No era para menos, el Hércules había ganado. Y cantando, ya se sabe, uno se viene arriba. Así que, en vez de pensar en los descuidados aledaños del Rico Pérez, con su encanto oxidado y esas aceras capaces de torcer un tobillo sin pedir permiso, vaya usted a saber por qué, me imaginé paseando por la Gran Vía madrileña, con esas luces navideñas que cuelgan como constelaciones y esos teatros que rebosan musicales de todos los colores.
Quizá fue el subidón, quizá la victoria, quizá el frío… pero yo creo que la culpa la tuvo Jeremy De León, que se marcó un partidazo y me dejó el cuerpo como si acabara de salir del estreno del Rey León en primera fila del Lope de Vega.
Así que, sin saber ni cómo ni por qué, voy a contar el partido en clave de musicales.
Lo del sábado no fue solo fútbol: fue un cambio de función. Donde antes algunos jugadores parecían simple atrezzo, ahora aparecen tipos que piden foco, texto, papel principal. El Rico Pérez, por momentos, parecía un teatro con luces propias.
El encuentro arrancó con algunas dudas, porque el Betis tuvo varias para adelantarse en el marcador y cada vez que llegaban a mí se me escapaba el “Mamma Mía” porque las tuvo claras y daba la sensación de que el Hércules empezaba desafinando.
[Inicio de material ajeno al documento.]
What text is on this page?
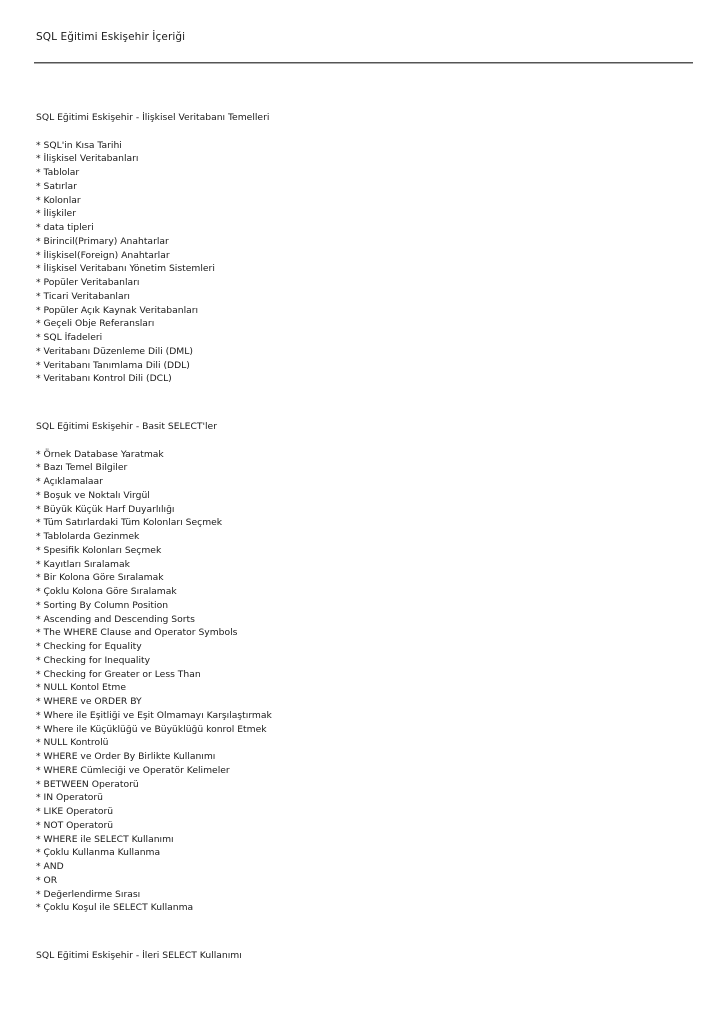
SQL Eğitimi Eskişehir İçeriği
SQL Eğitimi Eskişehir - İlişkisel Veritabanı Temelleri
* SQL'in Kısa Tarihi
* İlişkisel Veritabanları
* Tablolar
* Satırlar
* Kolonlar
* İlişkiler
* data tipleri
* Birincil(Primary) Anahtarlar
* İlişkisel(Foreign) Anahtarlar
* İlişkisel Veritabanı Yönetim Sistemleri
* Popüler Veritabanları
* Ticari Veritabanları
* Popüler Açık Kaynak Veritabanları
* Geçeli Obje Referansları
* SQL İfadeleri
* Veritabanı Düzenleme Dili (DML)
* Veritabanı Tanımlama Dili (DDL)
* Veritabanı Kontrol Dili (DCL)
SQL Eğitimi Eskişehir - Basit SELECT'ler
* Örnek Database Yaratmak
* Bazı Temel Bilgiler
* Açıklamalaar
* Boşuk ve Noktalı Virgül
* Büyük Küçük Harf Duyarlılığı
* Tüm Satırlardaki Tüm Kolonları Seçmek
* Tablolarda Gezinmek
* Spesifik Kolonları Seçmek
* Kayıtları Sıralamak
* Bir Kolona Göre Sıralamak
* Çoklu Kolona Göre Sıralamak
* Sorting By Column Position
* Ascending and Descending Sorts
* The WHERE Clause and Operator Symbols
* Checking for Equality
* Checking for Inequality
* Checking for Greater or Less Than
* NULL Kontol Etme
* WHERE ve ORDER BY
* Where ile Eşitliği ve Eşit Olmamayı Karşılaştırmak
* Where ile Küçüklüğü ve Büyüklüğü konrol Etmek
* NULL Kontrolü
* WHERE ve Order By Birlikte Kullanımı
* WHERE Cümleciği ve Operatör Kelimeler
* BETWEEN Operatorü
* IN Operatorü
* LIKE Operatorü
* NOT Operatorü
* WHERE ile SELECT Kullanımı
* Çoklu Kullanma Kullanma
* AND
* OR
* Değerlendirme Sırası
* Çoklu Koşul ile SELECT Kullanma
SQL Eğitimi Eskişehir - İleri SELECT Kullanımı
Pero esta vez Los Chicos del Coro afinaron atrás: serios, ordenados, sin una sola nota fuera de tono, como si hubieran ensayado una partitura que antes sonaba a improvisación.
En ataque, los delanteros del Betis, al estilo High School Musical parecía que aportaban buena coreografía , ritmo, velocidad pero no terminaban de rematar en el área. Mucho flow, poco gol.
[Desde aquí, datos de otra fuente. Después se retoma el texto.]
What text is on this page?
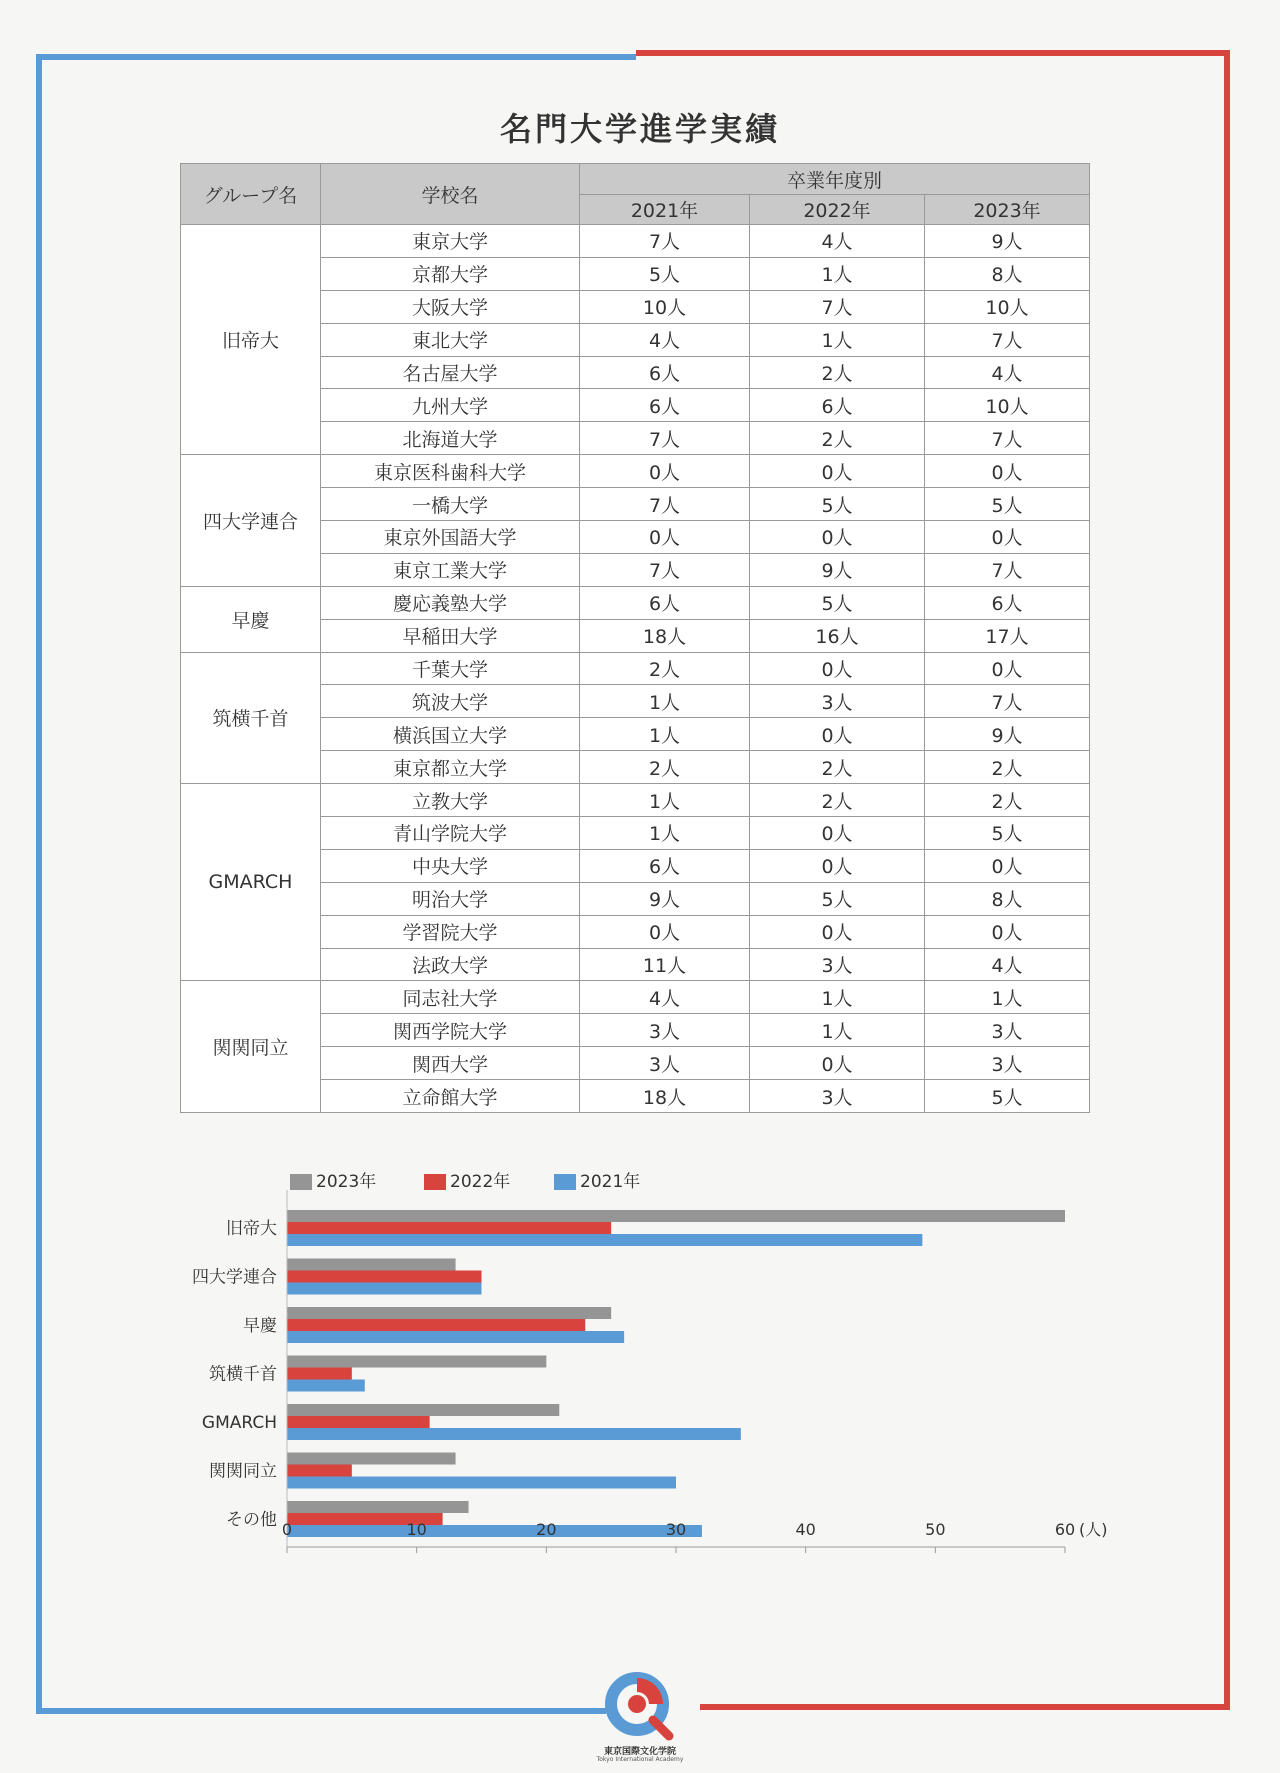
名門大学進学実績
グループ名	学校名	卒業年度別		
		2021年	2022年	2023年
旧帝大	東京大学	7人	4人	9人
	京都大学	5人	1人	8人
	大阪大学	10人	7人	10人
	東北大学	4人	1人	7人
	名古屋大学	6人	2人	4人
	九州大学	6人	6人	10人
	北海道大学	7人	2人	7人
四大学連合	東京医科歯科大学	0人	0人	0人
	一橋大学	7人	5人	5人
	東京外国語大学	0人	0人	0人
	東京工業大学	7人	9人	7人
早慶	慶応義塾大学	6人	5人	6人
	早稲田大学	18人	16人	17人
筑横千首	千葉大学	2人	0人	0人
	筑波大学	1人	3人	7人
	横浜国立大学	1人	0人	9人
	東京都立大学	2人	2人	2人
GMARCH	立教大学	1人	2人	2人
	青山学院大学	1人	0人	5人
	中央大学	6人	0人	0人
	明治大学	9人	5人	8人
	学習院大学	0人	0人	0人
	法政大学	11人	3人	4人
関関同立	同志社大学	4人	1人	1人
	関西学院大学	3人	1人	3人
	関西大学	3人	0人	3人
	立命館大学	18人	3人	5人
2023年	2022年	2021年
旧帝大
四大学連合
早慶
筑横千首
GMARCH
関関同立
その他 0	10	20	30	40	50	60 (人)
東京国際文化学院
Tokyo International Academy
Mientras tanto, el Hércules estrenaba entrenador, con un Beto versión Aladdín, flotando sobre una alfombra nueva, elegante, ligero, con su equipo sacando pases desde atrás, con orden y concierto, pases que parecían salidos directamente de una lámpara mágica y , cada vez que tocaban el balón, el Rico Pérez parecía pedir un deseo al genio.
Y entre tanta energía renovada, Aranda apareció a ritmo de Billy Elliot después de dos cafés: intenso, eléctrico, valiente, siempre un paso por delante. Se movía con esa mezcla de hiperactividad y descaro que levanta a la grada, como si cada balón fuese una coreografía que solo él conoce.
Y ahí en ese juego de movimiento, ritmo y chispa, apareció otro de los destacados, Jeremy, que pasó de Simba a Rey León en solo un partido de Beto.
Ni transición, ni adaptación, ni papeles menores. En cuanto pisó escenario, rugió. Encaró, agitó, pidió el balón, cambió el ritmo del equipo y se adueñó de la obra como si llevara meses ensayando este papel oculto. De telón a foco. De silencio a rugido.
Y ya para terminar esta parodia de musical, que se me ocurrió de camino a casa, concluyo con lo que dijo Beto al final del encuentro: el próximo partido el Hércules va a ir a Tarragona a ganar. Y eso ya es decir mucho y cambia, sobre todo, el discurso que veníamos escuchando durante meses.
Pero ahora falta por ver si este nuevo Hércules se parecerá más al del clásico Cantando bajo la lluvia, es decir si seguirá sufriendo el mismo chaparrón aunque con distinto paraguas, o si, por fin, se transformará en su propio La La Land: alegre, luminoso y esperanzador, ese musical en el que la ciudad de las estrellas y la ciudad de los sueños pueden convertirse, quién sabe, en el Hércules de las estrellas o el Hércules de los sueños. Porque de sueños también se vive… y más en este club.
Mientras tanto, que viva el fútbol…y la música.